Later, Wright would swear that he had no idea how he began climbing again, would swear that it felt almost as if an invisible hand-maybe it was Eason's-had grabbed him by the seat of his pants and pushed him up the ladder and onto the deck. As Benitez watched, he noticed Wright's hands in front of him, heavily bandaged. Other crewmen were watching too as Wright started moving forward. There were no cheers, no shouts. Some of the men ran to help, but there was almost no place to grab onto Wright without causing him more agony. In silence they watched him take one labored step after another.

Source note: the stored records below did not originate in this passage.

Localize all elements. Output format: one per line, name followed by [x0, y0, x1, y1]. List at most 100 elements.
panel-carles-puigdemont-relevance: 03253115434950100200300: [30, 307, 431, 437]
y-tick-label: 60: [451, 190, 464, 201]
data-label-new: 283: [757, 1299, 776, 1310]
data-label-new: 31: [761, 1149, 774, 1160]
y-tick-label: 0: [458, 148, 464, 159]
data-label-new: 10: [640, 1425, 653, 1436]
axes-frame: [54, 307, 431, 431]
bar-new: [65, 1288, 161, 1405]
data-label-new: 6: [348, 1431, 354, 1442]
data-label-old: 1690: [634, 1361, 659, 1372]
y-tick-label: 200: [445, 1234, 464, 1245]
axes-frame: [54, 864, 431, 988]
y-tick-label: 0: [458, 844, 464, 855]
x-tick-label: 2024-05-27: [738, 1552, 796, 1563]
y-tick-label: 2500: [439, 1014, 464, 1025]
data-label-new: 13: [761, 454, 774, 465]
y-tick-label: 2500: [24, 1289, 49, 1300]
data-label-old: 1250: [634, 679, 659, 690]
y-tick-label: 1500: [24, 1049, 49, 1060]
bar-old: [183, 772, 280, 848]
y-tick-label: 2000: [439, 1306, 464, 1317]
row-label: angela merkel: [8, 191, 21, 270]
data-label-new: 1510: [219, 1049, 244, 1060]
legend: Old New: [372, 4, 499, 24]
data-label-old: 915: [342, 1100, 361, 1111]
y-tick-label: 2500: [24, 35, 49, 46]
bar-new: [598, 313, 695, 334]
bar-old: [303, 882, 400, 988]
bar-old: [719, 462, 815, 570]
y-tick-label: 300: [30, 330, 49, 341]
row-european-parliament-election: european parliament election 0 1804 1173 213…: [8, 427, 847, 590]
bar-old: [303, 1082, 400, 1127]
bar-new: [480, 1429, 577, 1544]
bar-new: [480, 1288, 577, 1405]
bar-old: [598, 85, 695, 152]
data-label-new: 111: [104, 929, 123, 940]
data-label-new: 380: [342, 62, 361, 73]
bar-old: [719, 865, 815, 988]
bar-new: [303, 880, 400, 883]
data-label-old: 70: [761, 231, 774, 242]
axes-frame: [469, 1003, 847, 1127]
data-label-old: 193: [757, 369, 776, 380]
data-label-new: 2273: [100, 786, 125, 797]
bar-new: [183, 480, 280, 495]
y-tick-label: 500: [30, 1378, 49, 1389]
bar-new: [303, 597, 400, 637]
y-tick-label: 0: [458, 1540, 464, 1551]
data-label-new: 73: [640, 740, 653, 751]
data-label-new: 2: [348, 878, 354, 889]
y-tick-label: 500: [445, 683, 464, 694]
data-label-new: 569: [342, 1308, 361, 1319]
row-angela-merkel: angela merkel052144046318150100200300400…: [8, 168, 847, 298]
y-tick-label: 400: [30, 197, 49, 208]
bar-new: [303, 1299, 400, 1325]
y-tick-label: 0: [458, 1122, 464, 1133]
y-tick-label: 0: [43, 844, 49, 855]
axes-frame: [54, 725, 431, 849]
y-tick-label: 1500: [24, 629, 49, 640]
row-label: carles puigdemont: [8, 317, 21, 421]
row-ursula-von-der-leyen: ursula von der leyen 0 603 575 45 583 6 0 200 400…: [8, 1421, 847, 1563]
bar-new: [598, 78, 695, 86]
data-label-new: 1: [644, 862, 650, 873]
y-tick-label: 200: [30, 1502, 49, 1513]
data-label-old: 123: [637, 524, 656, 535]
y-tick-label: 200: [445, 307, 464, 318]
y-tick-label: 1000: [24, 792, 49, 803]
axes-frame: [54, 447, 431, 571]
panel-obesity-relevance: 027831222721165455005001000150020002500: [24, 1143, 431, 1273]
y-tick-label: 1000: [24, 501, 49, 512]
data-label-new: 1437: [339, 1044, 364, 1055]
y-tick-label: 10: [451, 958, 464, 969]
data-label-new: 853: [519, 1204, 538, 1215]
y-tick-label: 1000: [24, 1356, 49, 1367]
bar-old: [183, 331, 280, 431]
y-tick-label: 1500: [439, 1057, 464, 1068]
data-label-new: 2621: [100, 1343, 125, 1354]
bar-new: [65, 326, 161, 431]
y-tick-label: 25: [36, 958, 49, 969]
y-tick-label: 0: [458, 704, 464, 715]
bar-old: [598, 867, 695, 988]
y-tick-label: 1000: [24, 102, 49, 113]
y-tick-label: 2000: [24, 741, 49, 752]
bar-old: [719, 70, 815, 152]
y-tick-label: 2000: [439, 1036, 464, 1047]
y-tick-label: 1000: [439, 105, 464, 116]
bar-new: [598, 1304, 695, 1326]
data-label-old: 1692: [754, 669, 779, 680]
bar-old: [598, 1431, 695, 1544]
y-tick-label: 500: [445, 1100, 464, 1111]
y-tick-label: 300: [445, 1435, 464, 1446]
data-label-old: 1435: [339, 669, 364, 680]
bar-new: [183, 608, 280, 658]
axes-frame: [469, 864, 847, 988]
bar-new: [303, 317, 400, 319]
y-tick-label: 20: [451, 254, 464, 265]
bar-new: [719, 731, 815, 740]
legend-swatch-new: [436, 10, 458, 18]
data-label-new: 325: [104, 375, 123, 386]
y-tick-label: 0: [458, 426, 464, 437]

Men on both subs were already working to secure a narrow plank between them. Nobody was left below now. Everyone was on deck. Most were near the plank, a twenty-foot-long swaying teeter-totter that reached from the side of one sub to the side of the other, with barely an inch to spare on either end. Some men grabbed lines, holding the plank in place. But as the ships rolled in the violent surf, the plank would drop from its perch, and have to he hoisted back in place. If that plank dropped while a man was making his way over, it was clear that he'd be smashed between steel hulls that were crashing together where the subs were widest, just beneath the water line. It was one of the least-inviting escape routes ever designed at sea.
Wright was the first man to walk toward the plank, the men parting before him in stunned silence. One measured, agonized step at a time, he reached the makeshift bridge and then kept going, across the plank, across to Tusk.